Changing several fractions with different denominators into fractions with the same mother equal to the original fraction is called the general fraction of fractions.
Note: General score guarantee (1) score is equal to the original score; (2) The denominators of the scores are equal.
2. Total score basis: the basic nature of the score.
3. The key to general division is to determine the simplest common denominator of several fractions.
Usually, the product of the highest power of all factors of each denominator is taken as the simplest common denominator.
According to the definition of general score and the simplest common denominator, scores are divided into:
The simplest common denominator is:, and then according to the basic properties of the fraction, multiply the numerator and denominator of the original fraction by an appropriate algebraic expression, so that all the denominators of the fraction are simplified to. The overall score is as follows:
Example 1 Comprehensive score:
( 1) , , ;
Analysis: Ask students to find the common denominator of fractions and ask, "How to solve the problem of different denominator coefficients?" Find the least common multiple according to the total score.

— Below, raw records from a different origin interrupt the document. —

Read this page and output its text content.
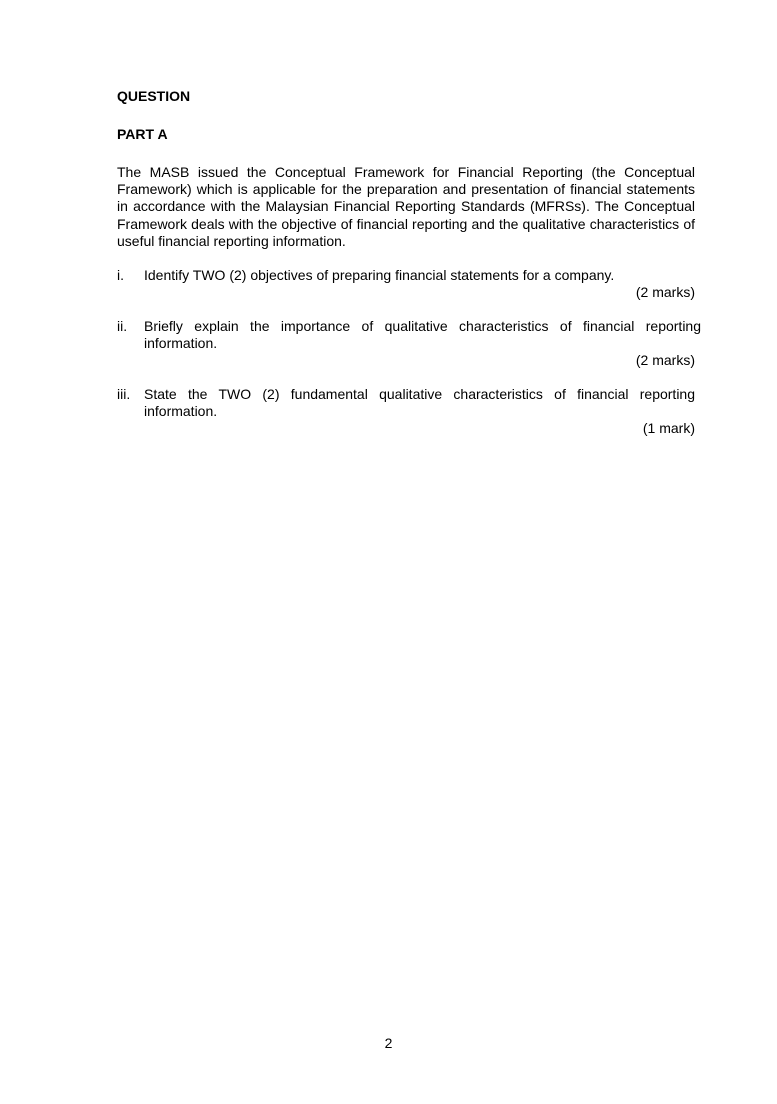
QUESTION

PART A

The MASB issued the Conceptual Framework for Financial Reporting (the Conceptual Framework) which is applicable for the preparation and presentation of financial statements in accordance with the Malaysian Financial Reporting Standards (MFRSs). The Conceptual Framework deals with the objective of financial reporting and the qualitative characteristics of useful financial reporting information.

i. Identify TWO (2) objectives of preparing financial statements for a company.

(2 marks)
ii. Briefly explain the importance of qualitative characteristics of financial reporting information.

(2 marks)
iii. State the TWO (2) fundamental qualitative characteristics of financial reporting information.

(1 mark)
2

Solution: ∫ The simplest common denominator is 12x 2.
Summary: When the coefficients of all denominators are integers, the least common multiple of their coefficients is usually taken as the coefficient of the simplest common denominator.
Solution: ∫ The simplest common denominator is 10a2b2c2.
Students sum up the simplest common denominator.
The simplest common denominator in the general division of fractions can be summarized as: (1) take the least common multiple of denominator coefficient; (2) All factors based on letters should be taken; (3) The factor of the power of the same letter takes the largest exponent. Taking the product of these factors is the simplest common denominator.
Example 2 Comprehensive score:
Question: How to find the simplest common denominator for a general fraction whose denominator is polynomial?
The above is a monomial. For polynomials, we must first decompose the factors of polynomials, determine the factors contained in each denominator, and then determine the simplest common denominator.
Solution: The simplest common denominator is 2x(x+ 1)(x- 1).
Summary: When the denominator is a polynomial, the factor must be decomposed first.
Solution:
Factorization denominator: x2-4 = (x+2) (x-2) .4-2x =-2 (x-2).
The simplest common denominator is 2 (x+2) (x-2).
Ask students to sum up the general scores and general points:
The key to general division is to determine the simplest common denominator of several fractions, and the steps are as follows:
1. Factorize the denominator of each fraction;
2. Take the least common multiple of denominator coefficient;
3. All the letters or factors based on letters should be taken;
4. The factor with the same letter or the power of the factor with the letter takes the largest exponent;
5. Multiply all the above formulas to get the simplest common denominator;
6. Multiply the numerator and denominator of the atomic formula by an appropriate algebraic expression to simplify the denominator of each sub-formula to the simplest common denominator.
Exercise: 1, 2,3 Page 79
(3) class summary
1. Although general fractions and reduction are aimed at fractions, they are two opposite variants. Reduction is for one score, while general scores are for multiple scores. The approximate fraction is a simplified fraction, and the general fraction is a simplified fraction, thus unifying the denominator of the fraction.
2. Both general score and approximate score are deformed according to the basic properties of the score, and their similarity is to keep the value of the score unchanged.
3. The general denominator is written in the form of unexpanded continuous product, and the numerator multiplication is written in polynomial to prepare for further operation.